The three unidentified objects the U.S. military shot out of North American airspace last week using six-figure missiles were “most likely” instruments owned by private research and recreation organizations for scientific purposes, President Joe Biden told reporters during a press conference on Thursday.
According to Biden, the U.S. government is still uncertain about what these objects are and what they were used to do, which is why crews are working to uncover the downed objects’ debris.
“We don’t yet know exactly what these three objects were,” Biden admitted. “But nothing, nothing, right now suggests they were related to China’s spy balloon program or they were surveillance vehicles from other any other country.”
Despite the objects’ seemingly innocuous purposes, Biden bragged that if “any object presents a threat to the safety and security of the American people, I will take it down.”
But what about objects that aren’t classified by Biden, his advisers, or anyone else in the intelligence-military complex as a “threat to the safety and security of the American people?” That’s what happened with the Chinese spy balloon.
Unnamed bureaucrats repeatedly assured Americans that the Chinese spy balloon, which was clearly equipped with “multiple antennas” that were “likely capable of collecting and geo-locating communications” for “intelligence surveillance” above some of the nation’s most sensitive locations, did not “pose a military or physical threat.” The Biden administration used that unsourced claim as justification to wait to take out the enemy device until it had made its way across the entire continental U.S.
The Pentagon repeated similar assurances about the next three unidentified flying objects that were discovered hovering over North America days later.
“These objects don’t present a military threat to anyone on the ground,” Defense Secretary Lloyd Austin said.
But the objects were quickly fired out of the sky with missiles that cost $400,000 each because officials claimed the UFOs were a hazard to commercial aircraft.
How is it that the U.S. military, informed by intelligence agencies and commanded by Biden, scrambled to shoot down objects that officials clearly said didn’t pose a threat to U.S. national security, but wouldn’t shoot down an object launched by the United States’s top foreign adversary?
To recap, Biden said no one can definitively state what these objects were used for, but then said they are probably weather balloon lookalikes.
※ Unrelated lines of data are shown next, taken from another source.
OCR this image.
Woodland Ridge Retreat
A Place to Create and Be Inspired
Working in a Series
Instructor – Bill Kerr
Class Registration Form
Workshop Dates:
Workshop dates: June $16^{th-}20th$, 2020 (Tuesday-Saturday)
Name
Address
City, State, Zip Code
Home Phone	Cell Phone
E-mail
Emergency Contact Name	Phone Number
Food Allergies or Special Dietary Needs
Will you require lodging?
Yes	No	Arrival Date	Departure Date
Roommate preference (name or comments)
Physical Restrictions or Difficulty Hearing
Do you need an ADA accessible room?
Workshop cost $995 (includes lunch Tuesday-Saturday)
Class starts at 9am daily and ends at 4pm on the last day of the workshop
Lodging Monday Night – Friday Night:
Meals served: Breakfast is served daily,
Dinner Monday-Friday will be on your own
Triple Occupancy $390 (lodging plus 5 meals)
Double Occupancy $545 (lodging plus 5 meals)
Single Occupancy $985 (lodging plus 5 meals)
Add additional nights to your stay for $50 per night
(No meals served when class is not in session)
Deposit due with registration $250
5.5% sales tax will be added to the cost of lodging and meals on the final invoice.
The Pentagon said these UFOs weren’t a threat to national security, but then shot them down anyway. Meanwhile, the real threat, Red China’s espionage device, didn’t get blown out of the sky and sunk below the waves in the Atlantic Ocean until more than a week after it was detected.
None of Biden’s justifications for quickly shooting down weather balloons but not the Chinese spy balloon make sense, but Biden still insisted Americans should be proud of him.
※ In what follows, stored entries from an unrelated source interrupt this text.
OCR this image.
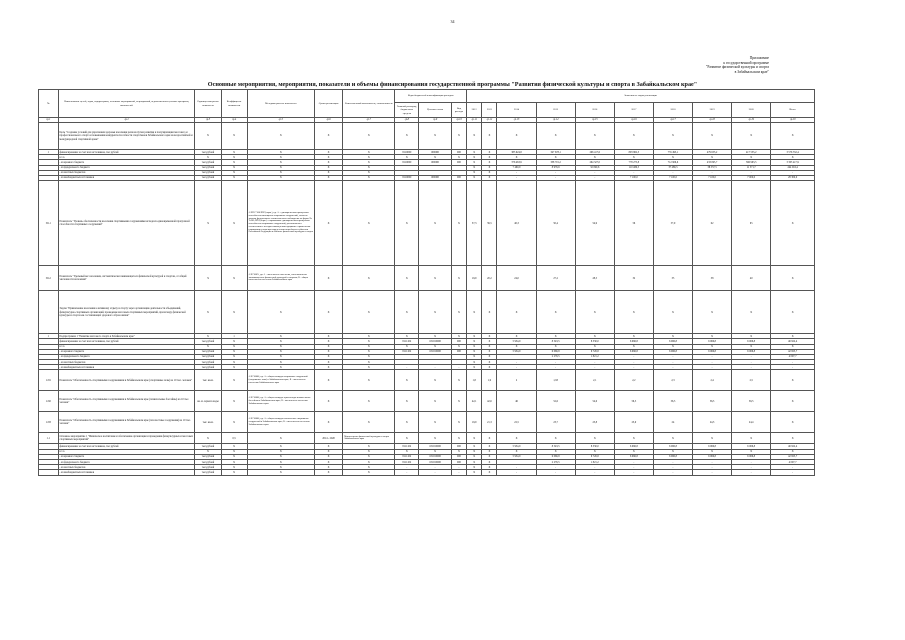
34
Приложение
к государственной программе
"Развитие физической культуры и спорта
в Забайкальском крае"
Основные мероприятия, мероприятия, показатели и объемы финансирования государственной программы "Развития физической культуры и спорта в Забайкальском крае"
№	Наименование целей, задач, подпрограмм, основных мероприятий, мероприятий, ведомственных целевых программ, показателей	Единица измерения показателя	Коэффициент значимости	Методика расчета показателя	Сроки реализации	Ответственный исполнитель, соисполнитель	Коды бюджетной классификации расходов			Значения по годам реализации									
							Главный распоряд. бюджетных средств	Целевая статья	Вид расхода	2012	2013	2014	2015	2016	2017	2018	2019	2020	Итого
гр.1	гр.2	гр.3	гр.4	гр.5	гр.6	гр.7	гр.8	гр.9	гр.10	гр.11	гр.12	гр.13	гр.14	гр.15	гр.16	гр.17	гр.18	гр.19	гр.20
	Цель "Создание условий для укрепления здоровья населения региона путем развития и популяризации массового и профессионального спорта и повышения конкурентоспособности спортсменов Забайкальского края на всероссийской и международной спортивной арене"	Х	Х	Х	Х	Х	Х	Х	Х	Х	Х	Х	Х	Х	Х	Х	Х	Х	Х
1	финансирование за счет всех источников, тыс рублей	тыс.рублей	Х	Х	Х	Х	8110000	000000	000	Х	Х	385 924,8	347 678,1	296 417,6	893 862,3	755 493,1	479 653,2	417 535,2	3 576 552,4
	в т.ч.	Х	Х	Х	Х	Х	Х	Х	Х	Х	Х	Х	Х	Х	Х	Х	Х	Х	Х
	- из краевого бюджета	тыс.рублей	Х	Х	Х	Х	8110000	000000	000	Х	Х	376 463,9	338 701,2	264 327,0	778 275,8	712 906,6	433 095,7	396 963,5	3 303 417,9
	- из федерального бюджета	тыс.рублей	Х	Х	Х	Х				Х	Х	7 460,9	8 976,9	32 090,6	110 486,5	37 486,5	38 557,5	11 571,7	244 016,4
	- из местных бюджетов	тыс.рублей	Х	Х	Х	Х				Х	Х	-	-	-	-	-	-	-	-
	- из внебюджетных источников	тыс.рублей	Х	Х	Х	Х	8110000	000000	000	Х	Х	-	-	-	7 100,0	7 100,0	7 100,0	7 000,0	28 300,0
П1.1	Показатель "Уровень обеспеченности населения спортивными сооружениями исходя из единовременной пропускной способности спортивных сооружений"	%	Х	А/ЕПС*100/ЕПС(норм.), где А - единовременная пропускная способность имеющихся спортивных сооружений, согласно данным федерального статистического наблюдения по форме № 1-ФК; ЕПС(норм.) - нормативная единовременная пропускная способность спортивных сооружений, рассчитанная в соответствии с методическими рекомендациями о применении нормативов и норм при определении потребности субъектов Российской Федерации в объектах физической культуры и спорта	Х	Х	Х	Х	Х	37,3	39,5	40,3	50,4	54,9	56	57,9	62	65	Х
П1.2	Показатель "Удельный вес населения, систематически занимающегося физической культурой и спортом, от общей численности населения"	%	Х	А/В*100%, где А - численность населения, систематически занимающегося физической культурой и спортом; В - общая численность населения Забайкальского края	Х	Х	Х	Х	Х	19,9	20,2	24,0	27,2	28,5	32	35	38	40	Х
	Задача "Привлечение населения к активному отдыху и спорту через организацию деятельности объединений, физкультурно-спортивных организаций, проведение массовых спортивных мероприятий, пропаганду физической культуры и спорта как составляющих здорового образа жизни"	Х	Х	Х	Х	Х	Х	Х	Х	Х	Х	Х	Х	Х	Х	Х	Х	Х	Х
1	Подпрограмма 1 "Развитие массового спорта в Забайкальском крае"	Х	1	Х	Х	Х	Х	Х	Х	Х	Х	Х	Х	Х	Х	Х	Х	Х	Х
	финансирование за счет всех источников, тыс рублей	тыс.рублей	Х	Х	Х	Х	8111102	181010000	000	Х	Х	5 934,9	8 543,5	8 330,0	6 066,8	6 066,8	6 066,8	6 066,8	46 922,4
	в т.ч.	Х	Х	Х	Х	Х	Х	Х	Х	Х	Х	Х	Х	Х	Х	Х	Х	Х	Х
	- из краевого бюджета	тыс.рублей	Х	Х	Х	Х	8111102	181010000	000	Х	Х	5 934,9	6 066,8	6 726,8	6 066,8	6 066,8	6 066,8	6 066,8	42 825,7
	- из федерального бюджета	тыс.рублей	Х	Х	Х	Х				Х	Х		2 276,5	1 821,2	-	-	-	-	4 097,7
	- из местных бюджетов	тыс.рублей	Х	Х	Х	Х				Х	Х	-	-	-	-	-	-	-	-
	- из внебюджетных источников	тыс.рублей	Х	Х	Х	Х	-	-	-	Х	Х	-	-	-	-	-	-	-	-
1.П1	Показатель "Обеспеченность спортивными сооружениями в Забайкальском крае (спортивные залы) на 10 тыс. человек"	тыс. кв.м.	Х	А/В*10000, где А - общая площадь спортивных сооружений (спортивные залы) в Забайкальском крае; В - численность населения Забайкальского края	Х	Х	Х	Х	Х	1,8	1,9	2	1,93	2,1	2,2	2,3	2,4	2,5	Х
1.П2	Показатель "Обеспеченность спортивными сооружениями в Забайкальском крае (плавательные бассейны) на 10 тыс. человек"	кв. м. зеркала воды	Х	А/В*10000, где А - общая площадь зеркала воды плавательных бассейнов в Забайкальском крае; В - численность населения Забайкальского края	Х	Х	Х	Х	Х	42,1	42,6	46	52,6	54,6	56,5	56,5	56,5	56,5	Х
1.П3	Показатель "Обеспеченность спортивными сооружениями в Забайкальском крае (плоскостные сооружения) на 10 тыс. человек"	тыс. кв.м.	Х	А/В*10000, где А - общая площадь плоскостных спортивных сооружений в Забайкальском крае; В - численность населения Забайкальского края	Х	Х	Х	Х	Х	19,9	21,3	22,5	23,7	23,8	23,9	24	24,3	24,4	Х
1.1	Основное мероприятие 1 "Физическое воспитание и обеспечение организации и проведения физкультурных и массовых спортивных мероприятий"	Х	0,5	Х	2014 - 2020	Министерство физической культуры и спорта Забайкальского края	Х	Х	Х	Х	Х	Х	Х	Х	Х	Х	Х	Х	Х
	финансирование за счет всех источников, тыс рублей	тыс.рублей	Х	Х	Х	Х	8111102	181010000	000	Х	Х	5 934,9	8 543,5	8 330,0	6 066,8	6 066,8	6 066,8	6 066,8	46 922,4
	в т.ч.	Х	Х	Х	Х	Х	Х	Х	Х	Х	Х	Х	Х	Х	Х	Х	Х	Х	Х
	- из краевого бюджета	тыс.рублей	Х	Х	Х	Х	8111102	181010000	000	Х	Х	5 934,9	6 066,8	6 726,8	6 066,8	6 066,8	6 066,8	6 066,8	42 825,7
	- из федерального бюджета	тыс.рублей	Х	Х	Х	Х	8111102	181010000	000	Х	Х		2 276,5	1 821,2	-	-	-	-	4 097,7
	- из местных бюджетов	тыс.рублей	Х	Х	Х	Х	-	-	-	Х	Х	-	-	-	-	-	-	-	-
	- из внебюджетных источников	тыс.рублей	Х	Х	Х	Х	-	-	-	Х	Х	-	-	-	-	-	-	-	-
“We shot it down, sending a clear message, clear message: the violation of our sovereignty is unacceptable. We will act to protect our country and we did,” Biden said.
The president brushed off questions about his own major conflicts of interest. Independent journalists have documented multiple Biden family members accepting millions from foreign officials throughout Joe Biden’s time in high-level government positions. Some of the largest of these national-security-implicating payments to Bidens have come from Chinese Communist Party officials, according to journalist Peter Schweizer and former Biden family business partners.
Biden said his job as president and commander-in-chief is to “always act to protect the interest of the American people and the security of the American people,” but Americans aren’t going to buy that when he can’t articulate why he rushed to shoot down a potentially friendly research device yet waited days to go after a hostile one.